他又从饮水机里找到一次性杯子,给自己和钟启明各倒了一杯水。
“边吃边说吧。”闫儒玉道。
钟启明却已经急躁地把水和饭盒都推到了一旁,“到底什么情况?”
这次,他提高了声音。
声音一高,说话时口型自然就大了一点。
如此一来,他的嘴唇上出现了好几道裂口,鲜血直流,像是走火入魔吐血了一般。
闫儒玉起身就往门口走,“你继续要死要活吧,反正你帮不了她,我也不想在一个浑浑噩噩的人身上浪费时间。”
闫儒玉走得很快。
咣当——
他听到身后的人急促地起身,起得太猛,以至于椅子都被碰倒了。
紧接着,他的衣服就被人拽住了。
“我帮忙!我要帮忙!”身后的人语速更加急促,“干什么都行,只要能抓住凶手。
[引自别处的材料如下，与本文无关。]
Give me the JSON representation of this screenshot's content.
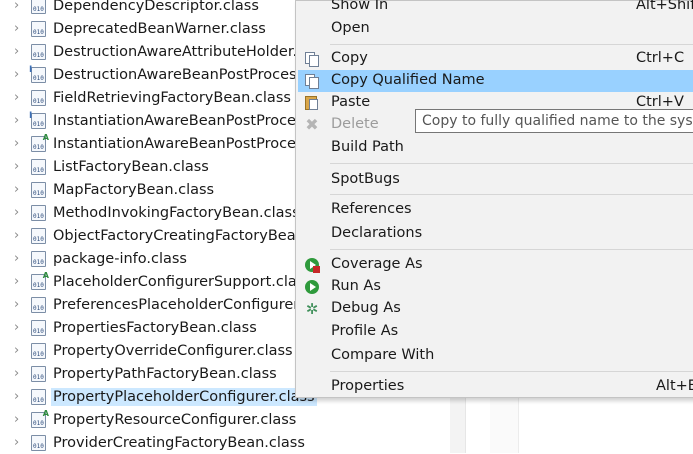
{
  "tree": {
    "items": [
      {
        "name": "DependencyDescriptor.class",
        "mark": ""
      },
      {
        "name": "DeprecatedBeanWarner.class",
        "mark": ""
      },
      {
        "name": "DestructionAwareAttributeHolder.cla",
        "mark": ""
      },
      {
        "name": "DestructionAwareBeanPostProcesso",
        "mark": "I"
      },
      {
        "name": "FieldRetrievingFactoryBean.class",
        "mark": ""
      },
      {
        "name": "InstantiationAwareBeanPostProcesso",
        "mark": "I"
      },
      {
        "name": "InstantiationAwareBeanPostProcesso",
        "mark": "A"
      },
      {
        "name": "ListFactoryBean.class",
        "mark": ""
      },
      {
        "name": "MapFactoryBean.class",
        "mark": ""
      },
      {
        "name": "MethodInvokingFactoryBean.class",
        "mark": ""
      },
      {
        "name": "ObjectFactoryCreatingFactoryBean.c",
        "mark": ""
      },
      {
        "name": "package-info.class",
        "mark": ""
      },
      {
        "name": "PlaceholderConfigurerSupport.class",
        "mark": "A"
      },
      {
        "name": "PreferencesPlaceholderConfigurer.c",
        "mark": ""
      },
      {
        "name": "PropertiesFactoryBean.class",
        "mark": ""
      },
      {
        "name": "PropertyOverrideConfigurer.class",
        "mark": ""
      },
      {
        "name": "PropertyPathFactoryBean.class",
        "mark": ""
      },
      {
        "name": "PropertyPlaceholderConfigurer.class",
        "mark": ""
      },
      {
        "name": "PropertyResourceConfigurer.class",
        "mark": "A"
      },
      {
        "name": "ProviderCreatingFactoryBean.class",
        "mark": ""
      }
    ],
    "selected_index": 17,
    "file_icon_text": "010"
  },
  "menu": {
    "show_in": {
      "label": "Show In",
      "shortcut": "Alt+Shift+W"
    },
    "open": {
      "label": "Open"
    },
    "copy": {
      "label": "Copy",
      "shortcut": "Ctrl+C"
    },
    "copy_qualified_name": {
      "label": "Copy Qualified Name"
    },
    "paste": {
      "label": "Paste",
      "shortcut": "Ctrl+V"
    },
    "delete": {
      "label": "Delete"
    },
    "build_path": {
      "label": "Build Path"
    },
    "spotbugs": {
      "label": "SpotBugs"
    },
    "references": {
      "label": "References"
    },
    "declarations": {
      "label": "Declarations"
    },
    "coverage_as": {
      "label": "Coverage As"
    },
    "run_as": {
      "label": "Run As"
    },
    "debug_as": {
      "label": "Debug As"
    },
    "profile_as": {
      "label": "Profile As"
    },
    "compare_with": {
      "label": "Compare With"
    },
    "properties": {
      "label": "Properties",
      "shortcut": "Alt+Enter"
    }
  },
  "tooltip": {
    "text": "Copy to fully qualified name to the system clipboard"
  },
  "colors": {
    "highlight": "#99d1ff",
    "tree_selection": "#cce8ff",
    "run_green": "#2f9a3c"
  }
}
”
闫儒玉又往前走了一步,直到感觉身后的人将他拽得结结实实,这才道:“让你先吃饭,能做到吗?”
“我吃,边吃边说。”
钟启明愣是重新将闫儒玉拽回餐桌旁坐好,他自己打开饭盒。饭盒里是还在冒着热气的饺子,他也顾不上用筷子,也顾不上倒醋,拿手捏起一个饺子就送进了嘴里。
大概是太久没吃东西的原因,饺子一送进嘴里,连咀嚼的动作都有些生疏了,怎么也咽不下去。
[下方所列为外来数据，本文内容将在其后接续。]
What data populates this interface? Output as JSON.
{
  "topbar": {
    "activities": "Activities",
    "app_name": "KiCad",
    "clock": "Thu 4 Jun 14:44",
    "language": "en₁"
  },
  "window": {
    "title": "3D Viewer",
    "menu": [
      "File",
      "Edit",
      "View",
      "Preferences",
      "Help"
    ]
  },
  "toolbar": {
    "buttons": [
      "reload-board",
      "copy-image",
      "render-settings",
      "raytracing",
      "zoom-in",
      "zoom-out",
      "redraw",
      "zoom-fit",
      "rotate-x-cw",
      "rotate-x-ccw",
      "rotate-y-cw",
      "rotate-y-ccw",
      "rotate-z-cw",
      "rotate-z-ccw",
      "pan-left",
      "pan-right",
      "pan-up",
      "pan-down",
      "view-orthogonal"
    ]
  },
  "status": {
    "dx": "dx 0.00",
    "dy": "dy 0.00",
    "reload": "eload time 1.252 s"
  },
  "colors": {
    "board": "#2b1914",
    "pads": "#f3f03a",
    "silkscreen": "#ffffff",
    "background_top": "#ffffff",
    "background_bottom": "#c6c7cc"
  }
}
钟启明只好端起一次性杯子,将里面的水一饮而尽,这才将饺子送了下去。
闫儒玉怕他饿久了突然猛吃把自己撑着,也开始了正式的询问。
“你对于司娜家里的事儿熟悉吗?”
“熟!”一谈论起案件,钟启明灰暗的眼睛里都泛了光,“我就在他爸爸的公司上班!我们订婚以后,常常去她家,跟她父母的关系也很好。”
“她家的司机你熟吗?”
“老赵?赵三刀?”
“是。”
“跟他……不算熟,打过几回照面,说实话,我不喜欢他。”
“为什么?”
“总感觉这个人有点儿……心术不正,想搞事情。
有一回我去娜娜家,那次是为了公事,去见我岳父,娜娜不在家。
临走的时候老赵极力要求送我,我自己会开车,其实没必要让他送,但他实在太热情,我就同意了。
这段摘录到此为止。